Bagikan:

NTB - Penyidik Kejaksaan Negeri (Kejari) Lombok Timur melibatkan Inspektorat setempat terkait audit kerugian negara di kasus dugaan korupsi pengelolaan dana amanah pemberdayaan masyarakat (APM) Lombok Timur tahun 2017-2021.

"Itu makanya, kami masih harus koordinasi dengan ahli, kami coba dengan inspektorat. Kalau tidak bisa, kami ke BPKP (Badan Pemeriksaan dan Keuangan Pembangunan)," kata Kepala Seksi Pidana Khusus Kejari Lombok Timur Isa Ansyori di Mataram, Nusa Tenggara Barat (NTB), Rabu 21 Juni, disitat Antara.

Dalam proses penyidikan kasus dugaan korupsi dana APM ini, Isa mengatakan Kejari Lombok Tengah telah memeriksa 30 saksi dari unsur pengurus unit pengelola kegiatan (UPK) dan kelompok usaha.

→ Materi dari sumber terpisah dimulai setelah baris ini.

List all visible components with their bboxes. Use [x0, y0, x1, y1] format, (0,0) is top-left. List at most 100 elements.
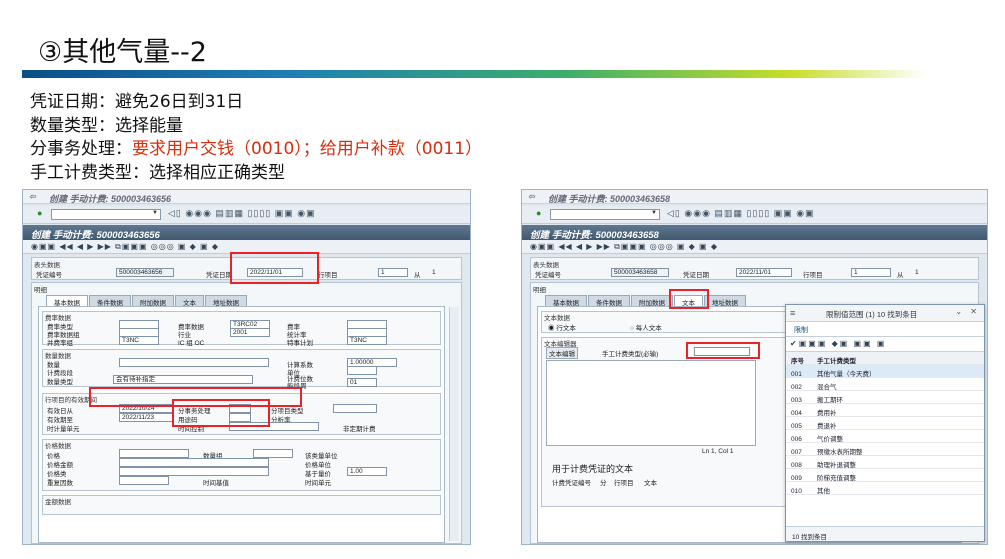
group-caption: 明细 [533, 287, 546, 294]
from-label: 从 [897, 272, 904, 279]
group-caption: 明细 [34, 287, 47, 294]
slide-title: ③其他气量--2 [38, 37, 207, 68]
field-label: 时计量单元 [47, 426, 80, 433]
list-item[interactable]: 004 费用补 [786, 404, 984, 417]
command-field[interactable]: ▼ [51, 209, 161, 220]
bullet-item: 数量类型：选择能量 [30, 115, 482, 139]
tab-strip: 基本数据 条件数据 附加数据 文本 地址数据 [46, 295, 248, 307]
sap-window-right: ⇦ 创建 手动计费: 500003463658 ● ▼ ◁▯ ◉◉◉ ▤▥▦ ▯▯… [521, 189, 988, 545]
popup-toolbar[interactable]: ✔▣▣▣ ◆▣ ▣▣ ▣ [786, 337, 984, 352]
tab-additional[interactable]: 附加数据 [132, 295, 174, 307]
list-item[interactable]: 002 混合气 [786, 378, 984, 391]
cursor-position: Ln 1, Col 1 [702, 448, 734, 455]
popup-tab-restrict[interactable]: 限制 [786, 322, 984, 337]
rate-cat-field[interactable]: T3NC [119, 336, 159, 345]
unit-field[interactable] [347, 366, 377, 375]
tab-condition[interactable]: 条件数据 [588, 295, 630, 307]
base-price-field[interactable]: 1.00 [347, 467, 387, 476]
list-item[interactable]: 008 助理补退调整 [786, 456, 984, 469]
date-label: 凭证日期 [206, 272, 232, 279]
list-item[interactable]: 005 费退补 [786, 417, 984, 430]
list-item[interactable]: 007 预缴水表所期整 [786, 443, 984, 456]
text-editor-area[interactable] [546, 360, 756, 446]
price-class-field[interactable] [119, 467, 269, 476]
tab-text[interactable]: 文本 [175, 295, 204, 307]
highlight-manual-type [686, 342, 760, 359]
radio-per-text[interactable]: ○ 每人文本 [630, 322, 662, 332]
manual-type-label: 手工计费类型(必输) [602, 351, 659, 358]
date-field[interactable]: 2022/11/01 [736, 268, 792, 277]
quantity-group-field[interactable] [253, 449, 293, 458]
tab-basic[interactable]: 基本数据 [46, 295, 88, 307]
toolbar-icons[interactable]: ◁▯ ◉◉◉ ▤▥▦ ▯▯▯▯ ▣▣ ◉▣ [667, 208, 815, 219]
quantity-field[interactable] [119, 358, 269, 367]
column-header: 手工计费类型 [817, 358, 856, 365]
period-field[interactable]: 01 [347, 378, 377, 387]
group-caption: 价格数据 [45, 443, 71, 450]
bullet-list: 凭证日期：避免26日到31日 数量类型：选择能量 分事务处理：要求用户交钱（00… [30, 91, 482, 185]
item-field[interactable]: 1 [378, 268, 408, 277]
enter-icon[interactable]: ● [536, 208, 541, 218]
sub-item-type-field[interactable] [333, 404, 377, 413]
rate-data-group: 费率数据 费率类型 费率数据 T3RC02 费率 费率数据组 行业 2001 统… [42, 311, 441, 347]
tab-strip: 基本数据 条件数据 附加数据 文本 地址数据 [545, 295, 747, 307]
field-label: 时间单元 [305, 480, 331, 487]
field-label: IC 组 OC [178, 340, 205, 347]
list-item[interactable]: 006 气价调整 [786, 430, 984, 443]
from-value: 1 [915, 269, 919, 276]
industry-field[interactable]: 2001 [230, 328, 270, 337]
chevron-down-icon: ▼ [152, 210, 158, 216]
window-buttons[interactable]: ⌄ ✕ [955, 307, 980, 316]
system-toolbar: ● ▼ ◁▯ ◉◉◉ ▤▥▦ ▯▯▯▯ ▣▣ ◉▣ [23, 206, 470, 224]
doc-no-field[interactable]: 500003463656 [116, 268, 174, 277]
detail-area: 明细 基本数据 条件数据 附加数据 文本 地址数据 费率数据 费率类型 费率数据 T3R… [31, 282, 462, 544]
toolbar-icons[interactable]: ◁▯ ◉◉◉ ▤▥▦ ▯▯▯▯ ▣▣ ◉▣ [168, 208, 316, 219]
repeat-factor-field[interactable] [119, 476, 169, 485]
item-code: 005 [791, 423, 802, 430]
group-caption: 文本数据 [544, 315, 570, 322]
list-item[interactable]: 010 其他 [786, 482, 984, 495]
tab-basic[interactable]: 基本数据 [545, 295, 587, 307]
field-label: 重复因数 [47, 480, 73, 487]
frame-title-text: 创建 手动计费: 500003463658 [548, 194, 671, 204]
header-data-group: 表头数据 凭证编号 500003463658 凭证日期 2022/11/01 行… [530, 257, 979, 280]
special-plan-field[interactable]: T3NC [347, 336, 387, 345]
doc-no-label: 凭证编号 [535, 272, 561, 279]
enter-icon[interactable]: ● [37, 208, 42, 218]
doc-no-field[interactable]: 500003463658 [611, 268, 669, 277]
list-item[interactable]: 009 阶梯充值调整 [786, 469, 984, 482]
bullet-label: 手工计费类型： [30, 162, 149, 183]
tab-additional[interactable]: 附加数据 [631, 295, 673, 307]
group-caption: 金额数据 [45, 499, 71, 506]
application-toolbar[interactable]: ◉▣▣ ◀◀ ◀ ▶ ▶▶ ⧉▣▣▣ ◎◎◎ ▣ ◆ ▣ ◆ [522, 240, 987, 254]
price-amount-field[interactable] [119, 458, 269, 467]
radio-line-text[interactable]: ◉ 行文本 [548, 322, 576, 332]
menu-icon[interactable]: ≡ [790, 308, 795, 318]
valid-to-field[interactable]: 2022/11/23 [119, 413, 173, 422]
quantity-type-select[interactable]: 会有待补指定 [113, 375, 253, 384]
title-gradient-bar [22, 70, 927, 78]
list-item[interactable]: 003 搬工期环 [786, 391, 984, 404]
bullet-item: 分事务处理：要求用户交钱（0010）；给用户补款（0011） [30, 138, 482, 162]
checkbox-label: 非定期计费 [343, 426, 376, 433]
tab-address[interactable]: 地址数据 [704, 295, 746, 307]
price-field[interactable] [119, 449, 189, 458]
bullet-item: 凭证日期：避免26日到31日 [30, 91, 482, 115]
doc-no-label: 凭证编号 [36, 272, 62, 279]
vertical-scrollbar[interactable] [449, 307, 459, 541]
window-icon: ⇦ [29, 192, 36, 201]
item-field[interactable]: 1 [851, 268, 891, 277]
text-edit-button[interactable]: 文本编辑 [546, 347, 578, 359]
item-text: 费退补 [817, 423, 837, 430]
item-text: 混合气 [817, 384, 837, 391]
transaction-title: 创建 手动计费: 500003463658 [522, 225, 987, 241]
bullet-text-red: 要求用户交钱（0010）；给用户补款（0011） [132, 139, 483, 159]
group-caption: 表头数据 [34, 262, 60, 269]
item-text: 其他气量（今天费） [817, 371, 876, 378]
tab-address[interactable]: 地址数据 [205, 295, 247, 307]
chevron-down-icon: ▼ [651, 210, 657, 216]
list-item[interactable]: 001 其他气量（今天费） [786, 365, 984, 378]
tab-condition[interactable]: 条件数据 [89, 295, 131, 307]
command-field[interactable]: ▼ [550, 209, 660, 220]
popup-header-row: 序号 手工计费类型 [786, 352, 984, 365]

Kejari Lombok Tengah saat ini mengantongi satu tersangka namun namanya masih belum dibeberkan ke publik.

"Kemungkinan lebih dari satu orang (tersangka)," ujarnya.

Sebelumnya, Kejari Lombok Timur menetapkan kasus dugaan korupsi dana APM naik ke tahap penyidikan berdasarkan hasil gelar perkara yang telah mengungkap adanya indikasi perbuatan melawan hukum (PMH).

Pengelolaan dana APM ini bersumber dari dana hibah APBN dalam program bantuan layanan masyarakat (BLM) tahun 2009. Program ini pun bergulir di tengah masyarakat untuk bisa mendapatkan bantuan dana dalam bentuk kredit usaha kelompok.

Isa mengatakan, dana APM ini merupakan transformasi dari program nasional pemberdayaan masyarakat (PNPM) mandiri perdesaan pada tahun 2014 yang kini beroperasi menggunakan anggaran dari program BLM.

Pengurus dana APM, kata dia, mengelola kredit usaha untuk masyarakat berdasarkan akta notaris sesuai syarat dari pemerintah pusat. Mereka berada di setiap kecamatan dengan status unit pengelola kegiatan (UPK).

Dari catatan kejaksaan, dana APM di Kabupaten Lombok Timur beroperasi dengan menggunakan sisa anggaran PNPM mandiri perdesaan tahun 2009. Negara tercatat menggelontorkan dana hibah untuk Kabupaten Lombok Timur secara bertahap dengan total akhir pada tahun 2014 sebesar Rp1,5 miliar.

Isa pun meyakinkan dana itu terus berkembang dari keuntungan setoran kredit usaha kelompok masyarakat. Untuk di Kecamatan Suela saja, kata dia, pengurus dana APM kini mengelola dana sedikitnya Rp4 miliar.

Dia mengatakan kejaksaan sudah mendapatkan keterangan yang menguatkan adanya PMH dari pengelolaan dana APM pada proses penyelidikan. Indikasi pidana tersebut berkaitan dengan setoran kredit yang tidak sampai ke UPK tingkat kecamatan.

"Salah satu masalah yang muncul, uang setoran kredit usaha dari kelompok masyarakat yang sudah dititipkan melalui pendamping tidak sampai ke UPK," ujarnya.

Dugaan lain, kata dia, berkaitan dengan pencairan kredit usaha fiktif. Potensi pidana tersebut muncul karena tidak ada jaminan yang harus diberikan penerima kredit kepada pengurus dana APM.

Dengan adanya indikasi tersebut, menurut dia, kejaksaan mencatat adanya potensi kerugian negara sedikitnya Rp1 miliar. Nominal itu muncul untuk periode pengelolaan dana APM per tahun.